His "old monsters shows" served Lon best, for recent ones he’d done were little to brag on. 1964 had so far tendered Face Of The Screaming Werewolf and Withcraft (the latter released a month prior to his El Paso visit). I'd seen Werewolf at the Liberty (and remember thinking what a neat title that was to be appended to such a miserable film) with a thing called Curse Of The Stone Hand. Both were out of Mexico and plenty dire. It would be interesting to know how many (or few) bookings this combo managed nationwide. Chaney had last done reasonably classy work in AIP’s The Haunted Palace, from late 1963. Otherwise, features amounted to short weeks with A.C. Lyles’ ongoing outreach to vintage westerns, where cast members likely spent breaks talking of how good movies used to be. Maybe that inspired Lon to look back longingly on days past, even as he claimed to receive twice as much mail from 1964 fans. His manager in tow claimed 467 film credits for the actor and declared it a world’s record. Chaney himself added that that he’d been in show business almost sixty years … which, according to the doubtful trade scribe, means he was wowin’ ‘em in the front rows from his cradle. Still, it was a sympathetic piece. At least Lon was out there pitching, and not too proud to reveal the title of his latest, Cannibal Orgy: The Weirdest Story Ever Told, which emerged finally as Spider Baby in 1968.

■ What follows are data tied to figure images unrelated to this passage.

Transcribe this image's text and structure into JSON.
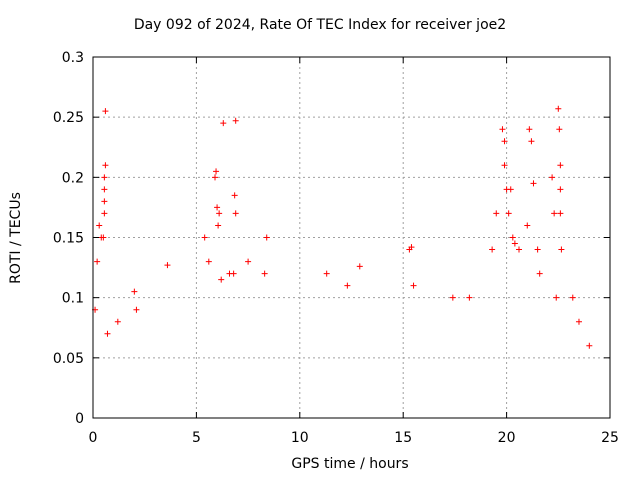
{
  "chart_data": {
    "type": "scatter",
    "title": "Day 092 of 2024, Rate Of TEC Index for receiver joe2",
    "xlabel": "GPS time / hours",
    "ylabel": "ROTI / TECUs",
    "xlim": [
      0,
      25
    ],
    "ylim": [
      0,
      0.3
    ],
    "xticks": [
      "0",
      "5",
      "10",
      "15",
      "20",
      "25"
    ],
    "yticks": [
      "0",
      "0.05",
      "0.1",
      "0.15",
      "0.2",
      "0.25",
      "0.3"
    ],
    "grid": true,
    "marker": "+",
    "color": "#ff0000",
    "series": [
      {
        "values": [
          [
            0.1,
            0.09
          ],
          [
            0.2,
            0.13
          ],
          [
            0.3,
            0.16
          ],
          [
            0.4,
            0.15
          ],
          [
            0.5,
            0.15
          ],
          [
            0.55,
            0.2
          ],
          [
            0.6,
            0.21
          ],
          [
            0.55,
            0.19
          ],
          [
            0.55,
            0.18
          ],
          [
            0.55,
            0.17
          ],
          [
            0.6,
            0.255
          ],
          [
            0.7,
            0.07
          ],
          [
            1.2,
            0.08
          ],
          [
            2.0,
            0.105
          ],
          [
            2.1,
            0.09
          ],
          [
            3.6,
            0.127
          ],
          [
            5.4,
            0.15
          ],
          [
            5.6,
            0.13
          ],
          [
            5.9,
            0.2
          ],
          [
            5.95,
            0.205
          ],
          [
            6.0,
            0.175
          ],
          [
            6.05,
            0.16
          ],
          [
            6.1,
            0.17
          ],
          [
            6.3,
            0.245
          ],
          [
            6.6,
            0.12
          ],
          [
            6.8,
            0.12
          ],
          [
            6.9,
            0.247
          ],
          [
            6.85,
            0.185
          ],
          [
            6.9,
            0.17
          ],
          [
            6.2,
            0.115
          ],
          [
            7.5,
            0.13
          ],
          [
            8.3,
            0.12
          ],
          [
            8.4,
            0.15
          ],
          [
            11.3,
            0.12
          ],
          [
            12.3,
            0.11
          ],
          [
            12.9,
            0.126
          ],
          [
            15.3,
            0.14
          ],
          [
            15.4,
            0.142
          ],
          [
            15.5,
            0.11
          ],
          [
            17.4,
            0.1
          ],
          [
            18.2,
            0.1
          ],
          [
            19.3,
            0.14
          ],
          [
            19.5,
            0.17
          ],
          [
            19.8,
            0.24
          ],
          [
            19.9,
            0.23
          ],
          [
            19.9,
            0.21
          ],
          [
            20.0,
            0.19
          ],
          [
            20.1,
            0.17
          ],
          [
            20.2,
            0.19
          ],
          [
            20.3,
            0.15
          ],
          [
            20.4,
            0.145
          ],
          [
            20.6,
            0.14
          ],
          [
            21.0,
            0.16
          ],
          [
            21.1,
            0.24
          ],
          [
            21.2,
            0.23
          ],
          [
            21.3,
            0.195
          ],
          [
            21.5,
            0.14
          ],
          [
            21.6,
            0.12
          ],
          [
            22.2,
            0.2
          ],
          [
            22.3,
            0.17
          ],
          [
            22.4,
            0.1
          ],
          [
            22.5,
            0.257
          ],
          [
            22.55,
            0.24
          ],
          [
            22.6,
            0.21
          ],
          [
            22.6,
            0.19
          ],
          [
            22.6,
            0.17
          ],
          [
            22.65,
            0.14
          ],
          [
            23.2,
            0.1
          ],
          [
            23.5,
            0.08
          ],
          [
            24.0,
            0.06
          ]
        ]
      }
    ]
  }
}
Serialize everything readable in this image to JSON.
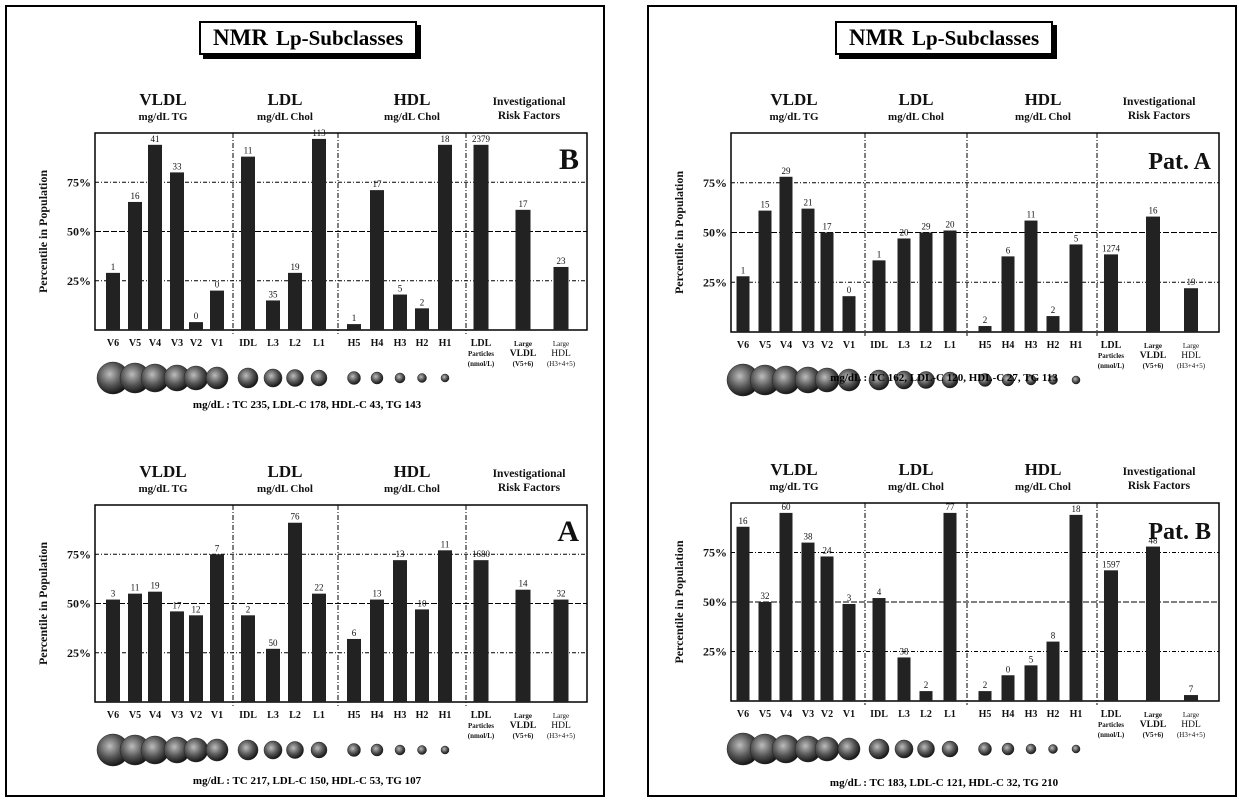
{
  "colors": {
    "bar": "#222222",
    "frame": "#000000",
    "background": "#ffffff"
  },
  "panels": [
    {
      "title": "NMR",
      "title_sub": "Lp-Subclasses",
      "summary": "mg/dL : TC  235, LDL-C  178, HDL-C  43, TG  143",
      "charts": [
        {
          "data": {
            "type": "bar",
            "label": "B",
            "ylabel": "Percentile in Population",
            "ylim": [
              0,
              100
            ],
            "yticks": [
              "25%",
              "50%",
              "75%"
            ],
            "groups": [
              {
                "header": "VLDL",
                "sub": "mg/dL TG"
              },
              {
                "header": "LDL",
                "sub": "mg/dL Chol"
              },
              {
                "header": "HDL",
                "sub": "mg/dL Chol"
              },
              {
                "header": "Investigational",
                "sub": "Risk Factors"
              }
            ],
            "categories": [
              "V6",
              "V5",
              "V4",
              "V3",
              "V2",
              "V1",
              "IDL",
              "L3",
              "L2",
              "L1",
              "H5",
              "H4",
              "H3",
              "H2",
              "H1",
              "LDL Particles (nmol/L)",
              "Large VLDL (V5+6)",
              "Large HDL (H3+4+5)"
            ],
            "percentiles": [
              29,
              65,
              94,
              80,
              4,
              20,
              88,
              15,
              29,
              97,
              3,
              71,
              18,
              11,
              94,
              94,
              61,
              32
            ],
            "value_labels": [
              "1",
              "16",
              "41",
              "33",
              "0",
              "0",
              "11",
              "35",
              "19",
              "113",
              "1",
              "17",
              "5",
              "2",
              "18",
              "2379",
              "17",
              "23"
            ]
          }
        },
        {
          "data": {
            "type": "bar",
            "label": "A",
            "ylabel": "Percentile in Population",
            "ylim": [
              0,
              100
            ],
            "yticks": [
              "25%",
              "50%",
              "75%"
            ],
            "groups": [
              {
                "header": "VLDL",
                "sub": "mg/dL TG"
              },
              {
                "header": "LDL",
                "sub": "mg/dL Chol"
              },
              {
                "header": "HDL",
                "sub": "mg/dL Chol"
              },
              {
                "header": "Investigational",
                "sub": "Risk Factors"
              }
            ],
            "categories": [
              "V6",
              "V5",
              "V4",
              "V3",
              "V2",
              "V1",
              "IDL",
              "L3",
              "L2",
              "L1",
              "H5",
              "H4",
              "H3",
              "H2",
              "H1",
              "LDL Particles (nmol/L)",
              "Large VLDL (V5+6)",
              "Large HDL (H3+4+5)"
            ],
            "percentiles": [
              52,
              55,
              56,
              46,
              44,
              75,
              44,
              27,
              91,
              55,
              32,
              52,
              72,
              47,
              77,
              72,
              57,
              52
            ],
            "value_labels": [
              "3",
              "11",
              "19",
              "17",
              "12",
              "7",
              "2",
              "50",
              "76",
              "22",
              "6",
              "13",
              "13",
              "10",
              "11",
              "1680",
              "14",
              "32"
            ]
          }
        }
      ],
      "summaries": [
        "mg/dL : TC  235, LDL-C  178, HDL-C  43, TG  143",
        "mg/dL : TC  217, LDL-C  150, HDL-C  53, TG  107"
      ]
    },
    {
      "title": "NMR",
      "title_sub": "Lp-Subclasses",
      "charts": [
        {
          "data": {
            "type": "bar",
            "label": "Pat. A",
            "ylabel": "Percentile in Population",
            "ylim": [
              0,
              100
            ],
            "yticks": [
              "25%",
              "50%",
              "75%"
            ],
            "groups": [
              {
                "header": "VLDL",
                "sub": "mg/dL TG"
              },
              {
                "header": "LDL",
                "sub": "mg/dL Chol"
              },
              {
                "header": "HDL",
                "sub": "mg/dL Chol"
              },
              {
                "header": "Investigational",
                "sub": "Risk Factors"
              }
            ],
            "categories": [
              "V6",
              "V5",
              "V4",
              "V3",
              "V2",
              "V1",
              "IDL",
              "L3",
              "L2",
              "L1",
              "H5",
              "H4",
              "H3",
              "H2",
              "H1",
              "LDL Particles (nmol/L)",
              "Large VLDL (V5+6)",
              "Large HDL (H3+4+5)"
            ],
            "percentiles": [
              28,
              61,
              78,
              62,
              50,
              18,
              36,
              47,
              50,
              51,
              3,
              38,
              56,
              8,
              44,
              39,
              58,
              22
            ],
            "value_labels": [
              "1",
              "15",
              "29",
              "21",
              "17",
              "0",
              "1",
              "20",
              "29",
              "20",
              "2",
              "6",
              "11",
              "2",
              "5",
              "1274",
              "16",
              "19"
            ]
          }
        },
        {
          "data": {
            "type": "bar",
            "label": "Pat. B",
            "ylabel": "Percentile in Population",
            "ylim": [
              0,
              100
            ],
            "yticks": [
              "25%",
              "50%",
              "75%"
            ],
            "groups": [
              {
                "header": "VLDL",
                "sub": "mg/dL TG"
              },
              {
                "header": "LDL",
                "sub": "mg/dL Chol"
              },
              {
                "header": "HDL",
                "sub": "mg/dL Chol"
              },
              {
                "header": "Investigational",
                "sub": "Risk Factors"
              }
            ],
            "categories": [
              "V6",
              "V5",
              "V4",
              "V3",
              "V2",
              "V1",
              "IDL",
              "L3",
              "L2",
              "L1",
              "H5",
              "H4",
              "H3",
              "H2",
              "H1",
              "LDL Particles (nmol/L)",
              "Large VLDL (V5+6)",
              "Large HDL (H3+4+5)"
            ],
            "percentiles": [
              88,
              50,
              95,
              80,
              73,
              49,
              52,
              22,
              5,
              95,
              5,
              13,
              18,
              30,
              94,
              66,
              78,
              3
            ],
            "value_labels": [
              "16",
              "32",
              "60",
              "38",
              "24",
              "3",
              "4",
              "38",
              "2",
              "77",
              "2",
              "0",
              "5",
              "8",
              "18",
              "1597",
              "48",
              "7"
            ]
          }
        }
      ],
      "summaries": [
        "mg/dL : TC  162, LDL-C  120, HDL-C  27, TG  113",
        "mg/dL : TC  183, LDL-C  121, HDL-C  32, TG  210"
      ]
    }
  ],
  "chart_data": [
    {
      "type": "bar",
      "title": "B",
      "ylabel": "Percentile in Population",
      "categories": [
        "V6",
        "V5",
        "V4",
        "V3",
        "V2",
        "V1",
        "IDL",
        "L3",
        "L2",
        "L1",
        "H5",
        "H4",
        "H3",
        "H2",
        "H1",
        "LDL Particles (nmol/L)",
        "Large VLDL (V5+6)",
        "Large HDL (H3+4+5)"
      ],
      "values": [
        29,
        65,
        94,
        80,
        4,
        20,
        88,
        15,
        29,
        97,
        3,
        71,
        18,
        11,
        94,
        94,
        61,
        32
      ],
      "ylim": [
        0,
        100
      ]
    },
    {
      "type": "bar",
      "title": "A",
      "ylabel": "Percentile in Population",
      "categories": [
        "V6",
        "V5",
        "V4",
        "V3",
        "V2",
        "V1",
        "IDL",
        "L3",
        "L2",
        "L1",
        "H5",
        "H4",
        "H3",
        "H2",
        "H1",
        "LDL Particles (nmol/L)",
        "Large VLDL (V5+6)",
        "Large HDL (H3+4+5)"
      ],
      "values": [
        52,
        55,
        56,
        46,
        44,
        75,
        44,
        27,
        91,
        55,
        32,
        52,
        72,
        47,
        77,
        72,
        57,
        52
      ],
      "ylim": [
        0,
        100
      ]
    },
    {
      "type": "bar",
      "title": "Pat. A",
      "ylabel": "Percentile in Population",
      "categories": [
        "V6",
        "V5",
        "V4",
        "V3",
        "V2",
        "V1",
        "IDL",
        "L3",
        "L2",
        "L1",
        "H5",
        "H4",
        "H3",
        "H2",
        "H1",
        "LDL Particles (nmol/L)",
        "Large VLDL (V5+6)",
        "Large HDL (H3+4+5)"
      ],
      "values": [
        28,
        61,
        78,
        62,
        50,
        18,
        36,
        47,
        50,
        51,
        3,
        38,
        56,
        8,
        44,
        39,
        58,
        22
      ],
      "ylim": [
        0,
        100
      ]
    },
    {
      "type": "bar",
      "title": "Pat. B",
      "ylabel": "Percentile in Population",
      "categories": [
        "V6",
        "V5",
        "V4",
        "V3",
        "V2",
        "V1",
        "IDL",
        "L3",
        "L2",
        "L1",
        "H5",
        "H4",
        "H3",
        "H2",
        "H1",
        "LDL Particles (nmol/L)",
        "Large VLDL (V5+6)",
        "Large HDL (H3+4+5)"
      ],
      "values": [
        88,
        50,
        95,
        80,
        73,
        49,
        52,
        22,
        5,
        95,
        5,
        13,
        18,
        30,
        94,
        66,
        78,
        3
      ],
      "ylim": [
        0,
        100
      ]
    }
  ]
}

All of which reminds me of George Reeves sawdust tours too lightly attended in the late fifties. If only we’d all been there to cheer Lon and tell him how great he’d always been! Reporting from El Paso acknowledged he was the idol of the younger set. They didn’t know the half of it. I’d have flipped had Lon Chaney showed up for one of our mangy carnivals, but all we got were bumper cars and caramel apples good for AM belly aches. Were there fan-snapped fotos made of Chaney that October? I’ll bet a few El Paso attics hold mementos we’d all like to see. For myself, late Lon sightings would be limited to Screaming Werewolves and what was left of him in Witchcraft, and yes, I too was sympathetic. His Larry Talbot became a friend for life thanks to stations close around liberally playing The Wolf Man during the sixties. He was handsome then in a doomed kind of way. What happened to Larry seemed almost to be happening to Lon as well. Something about those sad eyes bespoke hardship on screen and off. His might have been the first movie character that made me want to cry for him. Things start off well for Larry, then go horribly amiss. Sort of like Chaney’s career at Universal. Those Inner Sanctums to come were like one man’s journey through disillusion and beyond. Who’d have expected Chaney to become such a fine character actor in the fifties? You wish he could have held things together a little longer, but Lon was game all the way to a 1973 end, and there’s plenty in that to admire for El Paso fans grown up and the rest of us who missed out on a Halloween treat to surpass any we’ll get in 2009 bags.